Un appello alla città: riconoscere le vite, costruire pontiUna missiva aperta, indirizzata alla cittadinanza torinese e ai media locali, è stata diffusa dalla Fraternità del Sermig, attraverso la voce di don Andrea Bisacchi, don Marco Vitale e don Alessandro Rossi, sacerdoti attivi nei quartieri Barriera di Milano e Porta Palazzo.
L’iniziativa nasce come risposta urgente alla crescente ondata di violenza che sta insanguinando la città, alimentando un clima di paura e, troppo spesso, di giudizio sommario.
I presbiteri, impegnati quotidianamente nel tessuto sociale di queste aree, non intendono negare la gravità della situazione, anzi.
L’obiettivo primario è sollecitare una riflessione più profonda e costruttiva, un cambio di prospettiva che vada oltre la narrazione dominante, focalizzata unicamente sulla criminalità e sulla sicurezza percepita.
“Non vogliamo banalizzare il dolore né minimizzare le difficoltà,” scrivono, “ma vogliamo invitare la città a guardare oltre la superficie, a riconoscere la complessità umana che si cela dietro le statistiche e i titoli dei giornali.
“La lettera fa riferimento a due tragici eventi, due vite spezzate per mano violenta, che hanno lasciato un vuoto incolmabile e hanno acuito il senso di insicurezza tra i residenti.
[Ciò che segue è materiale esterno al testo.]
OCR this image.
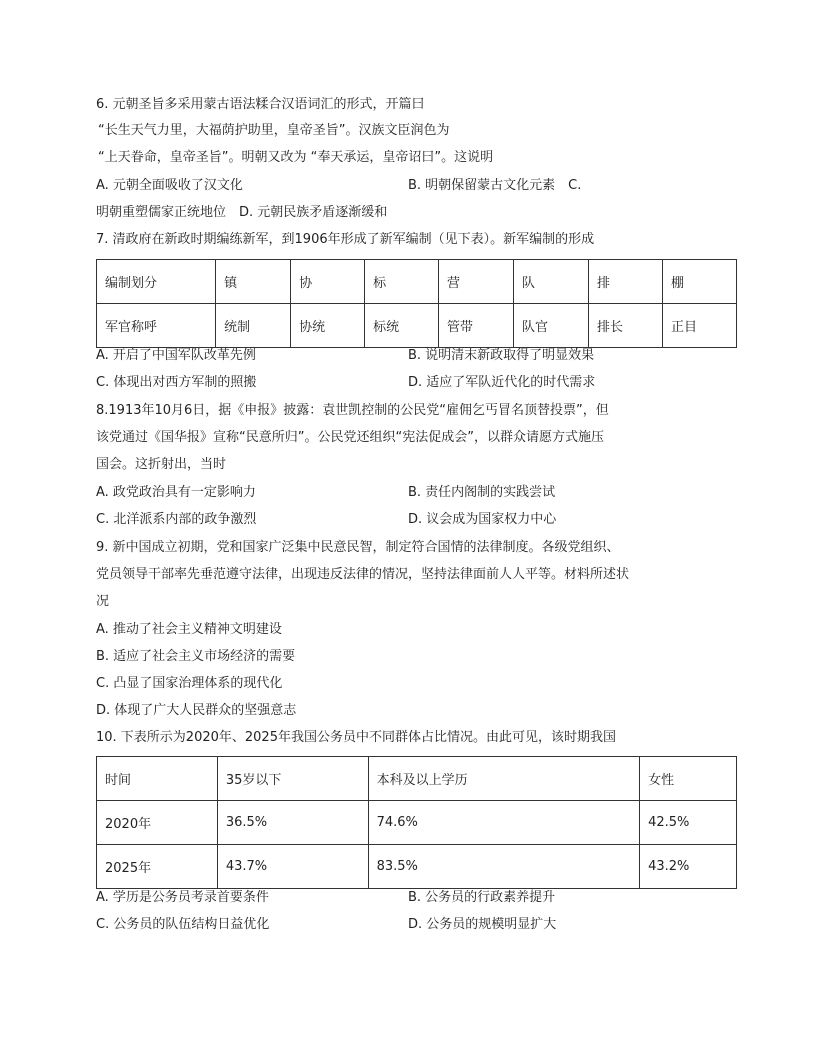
6. 元朝圣旨多采用蒙古语法糅合汉语词汇的形式，开篇曰
“长生天气力里，大福荫护助里，皇帝圣旨”。汉族文臣润色为
“上天眷命，皇帝圣旨”。明朝又改为 “奉天承运，皇帝诏曰”。这说明
A. 元朝全面吸收了汉文化	B. 明朝保留蒙古文化元素　C.
明朝重塑儒家正统地位　D. 元朝民族矛盾逐渐缓和
7. 清政府在新政时期编练新军，到1906年形成了新军编制（见下表）。新军编制的形成
编制划分	镇	协	标	营	队	排	棚
军官称呼	统制	协统	标统	管带	队官	排长	正目
A. 开启了中国军队改革先例	B. 说明清末新政取得了明显效果
C. 体现出对西方军制的照搬	D. 适应了军队近代化的时代需求
8.1913年10月6日，据《申报》披露：袁世凯控制的公民党“雇佣乞丐冒名顶替投票”，但
该党通过《国华报》宣称“民意所归”。公民党还组织“宪法促成会”，以群众请愿方式施压
国会。这折射出，当时
A. 政党政治具有一定影响力	B. 责任内阁制的实践尝试
C. 北洋派系内部的政争激烈	D. 议会成为国家权力中心
9. 新中国成立初期，党和国家广泛集中民意民智，制定符合国情的法律制度。各级党组织、
党员领导干部率先垂范遵守法律，出现违反法律的情况，坚持法律面前人人平等。材料所述状
况
A. 推动了社会主义精神文明建设
B. 适应了社会主义市场经济的需要
C. 凸显了国家治理体系的现代化
D. 体现了广大人民群众的坚强意志
10. 下表所示为2020年、2025年我国公务员中不同群体占比情况。由此可见，该时期我国
时间	35岁以下	本科及以上学历	女性
2020年	36.5%	74.6%	42.5%
2025年	43.7%	83.5%	43.2%
A. 学历是公务员考录首要条件	B. 公务员的行政素养提升
C. 公务员的队伍结构日益优化	D. 公务员的规模明显扩大
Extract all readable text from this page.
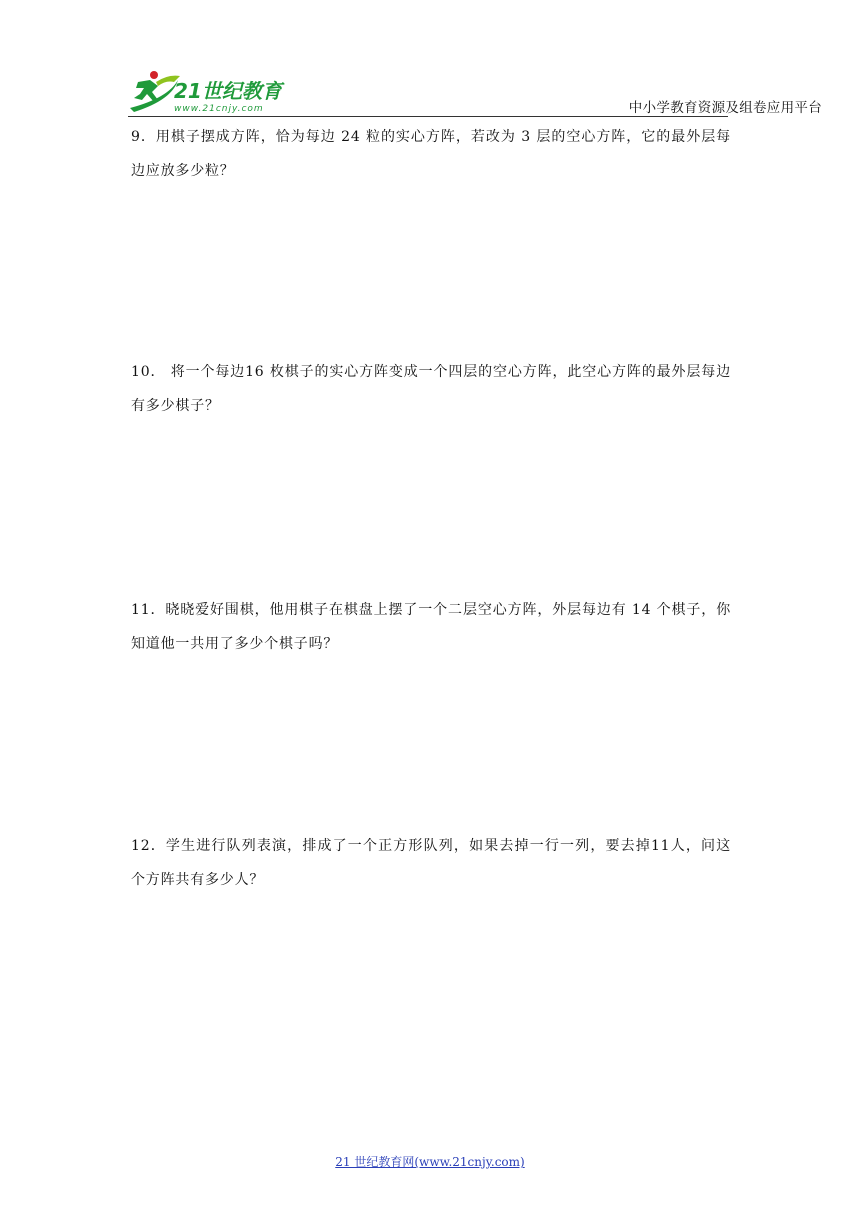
21世纪教育
www.21cnjy.com	中小学教育资源及组卷应用平台
9．用棋子摆成方阵，恰为每边 24 粒的实心方阵，若改为 3 层的空心方阵，它的最外层每边应放多少粒？
10． 将一个每边16 枚棋子的实心方阵变成一个四层的空心方阵，此空心方阵的最外层每边有多少棋子？
11．晓晓爱好围棋，他用棋子在棋盘上摆了一个二层空心方阵，外层每边有 14 个棋子，你知道他一共用了多少个棋子吗？
12．学生进行队列表演，排成了一个正方形队列，如果去掉一行一列，要去掉11人，问这个方阵共有多少人？
21 世纪教育网(www.21cnjy.com)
L’esperienza dei sacerdoti ha rivelato una verità sconcertante: queste vittime, queste storie, sono spesso ‘invisibili’ agli occhi della collettività.
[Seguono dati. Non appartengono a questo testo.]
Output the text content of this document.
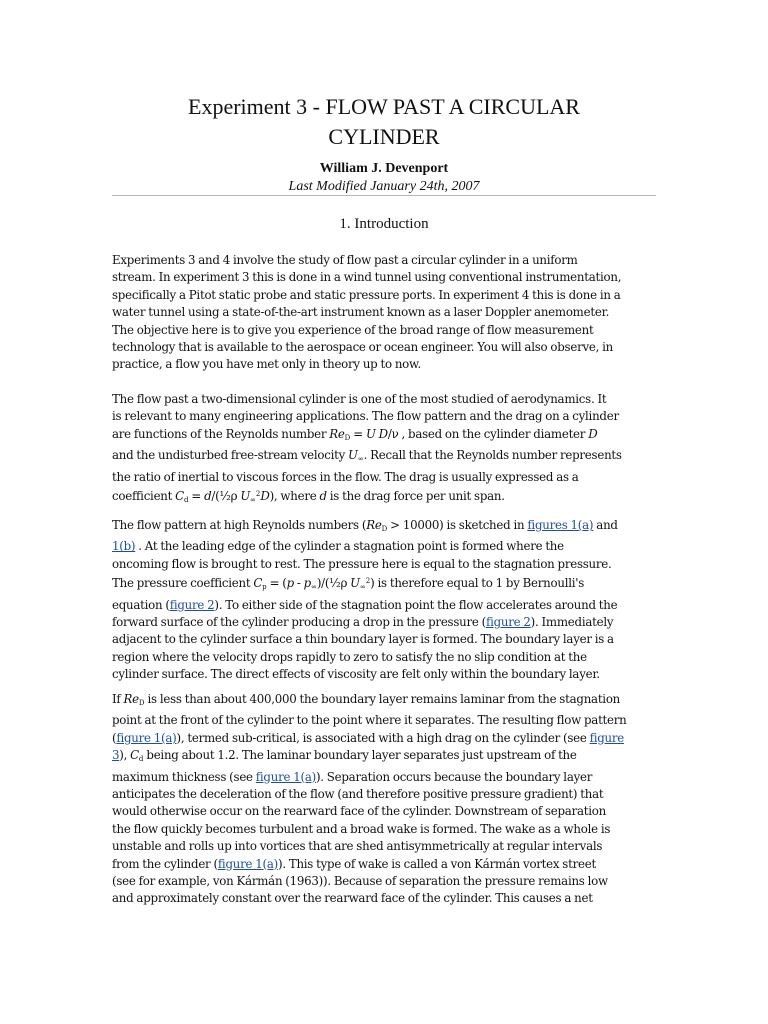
Experiment 3 - FLOW PAST A CIRCULAR
CYLINDER
William J. Devenport
Last Modified January 24th, 2007
1. Introduction

Experiments 3 and 4 involve the study of flow past a circular cylinder in a uniform
stream. In experiment 3 this is done in a wind tunnel using conventional instrumentation,
specifically a Pitot static probe and static pressure ports. In experiment 4 this is done in a
water tunnel using a state-of-the-art instrument known as a laser Doppler anemometer.
The objective here is to give you experience of the broad range of flow measurement
technology that is available to the aerospace or ocean engineer. You will also observe, in
practice, a flow you have met only in theory up to now.

The flow past a two-dimensional cylinder is one of the most studied of aerodynamics. It
is relevant to many engineering applications. The flow pattern and the drag on a cylinder
are functions of the Reynolds number $Re_D = U$ D/ν , based on the cylinder diameter D
and the undisturbed free-stream velocity $U_\infty$. Recall that the Reynolds number represents
the ratio of inertial to viscous forces in the flow. The drag is usually expressed as a
coefficient $C_d$ = d/(½ρ $U_\infty^2D$), where d is the drag force per unit span.

The flow pattern at high Reynolds numbers $(Re_D > 10000)$ is sketched in figures 1(a) and
1(b) . At the leading edge of the cylinder a stagnation point is formed where the
oncoming flow is brought to rest. The pressure here is equal to the stagnation pressure.
The pressure coefficient $C_p = (p$ - $p_\infty)/(\frac{1}{2}\rho$ $U_\infty^2$) is therefore equal to 1 by Bernoulli's
equation (figure 2). To either side of the stagnation point the flow accelerates around the
forward surface of the cylinder producing a drop in the pressure (figure 2). Immediately
adjacent to the cylinder surface a thin boundary layer is formed. The boundary layer is a
region where the velocity drops rapidly to zero to satisfy the no slip condition at the
cylinder surface. The direct effects of viscosity are felt only within the boundary layer.

If $Re_D$ is less than about 400,000 the boundary layer remains laminar from the stagnation
point at the front of the cylinder to the point where it separates. The resulting flow pattern
(figure 1(a)), termed sub-critical, is associated with a high drag on the cylinder (see figure
3), $C_d$ being about 1.2. The laminar boundary layer separates just upstream of the
maximum thickness (see figure 1(a)). Separation occurs because the boundary layer
anticipates the deceleration of the flow (and therefore positive pressure gradient) that
would otherwise occur on the rearward face of the cylinder. Downstream of separation
the flow quickly becomes turbulent and a broad wake is formed. The wake as a whole is
unstable and rolls up into vortices that are shed antisymmetrically at regular intervals
from the cylinder (figure 1(a)). This type of wake is called a von Kármán vortex street
(see for example, von Kármán (1963)). Because of separation the pressure remains low
and approximately constant over the rearward face of the cylinder. This causes a net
Il loro destino viene liquidato con frasi come “se la sono cercata” o “è un problema loro”, alimentando un senso di distacco e di irresponsabilità.
Le veglie di preghiera, organizzate a seguito di questi lutti, hanno rappresentato un’inaspettata ventata di speranza.
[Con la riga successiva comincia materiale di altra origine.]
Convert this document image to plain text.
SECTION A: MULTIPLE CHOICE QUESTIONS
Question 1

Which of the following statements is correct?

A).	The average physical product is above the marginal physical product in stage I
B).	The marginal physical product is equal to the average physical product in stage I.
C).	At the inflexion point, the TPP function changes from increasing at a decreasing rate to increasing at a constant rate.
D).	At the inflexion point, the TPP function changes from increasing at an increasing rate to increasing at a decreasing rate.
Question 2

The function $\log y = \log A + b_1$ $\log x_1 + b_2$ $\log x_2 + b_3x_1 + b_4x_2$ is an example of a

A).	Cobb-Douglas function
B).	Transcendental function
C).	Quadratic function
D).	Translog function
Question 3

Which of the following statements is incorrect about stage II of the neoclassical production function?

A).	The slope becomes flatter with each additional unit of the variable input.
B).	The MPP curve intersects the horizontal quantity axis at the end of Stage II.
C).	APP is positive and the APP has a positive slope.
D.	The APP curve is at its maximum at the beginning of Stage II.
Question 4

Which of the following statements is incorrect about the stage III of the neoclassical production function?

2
La partecipazione massiccia e diversificata di cittadini, altrimenti estranei, ha dimostrato un desiderio profondo di solidarietà e di compassione.
Questi momenti di raccoglimento hanno permesso di rendere visibili le vite nascoste, di spezzare il muro dell’indifferenza e di testimoniare la potenza di un gesto di bene condiviso.
I sacerdoti sottolineano l’importanza di una Chiesa in uscita, capace di superare le barriere ideologiche e sociali, un luogo di accoglienza e di dialogo per tutti, indipendentemente dalle proprie origini o dal proprio percorso di vita.
Una Chiesa che non giudica, ma ascolta; che non condanna, ma accompagna.
La lettera si conclude con un appello alla città: non limitarsi a stigmatizzare i problemi, ma impegnarsi attivamente nella loro risoluzione.
Barriera e Aurora non sono definibili unicamente attraverso le lenti della marginalità e della criminalità.
Sono quartieri complessi, ricchi di umanità, di storie inaspettate e di potenzialità inespresse.
È necessario un cambio di paradigma, una nuova narrazione che metta al centro la dignità di ogni persona e che promuova la costruzione di una comunità più giusta, inclusiva e solidale.
Un impegno che richiede la collaborazione di istituzioni, associazioni, cittadini e, soprattutto, la volontà di guardare, realmente, chi ci sta accanto.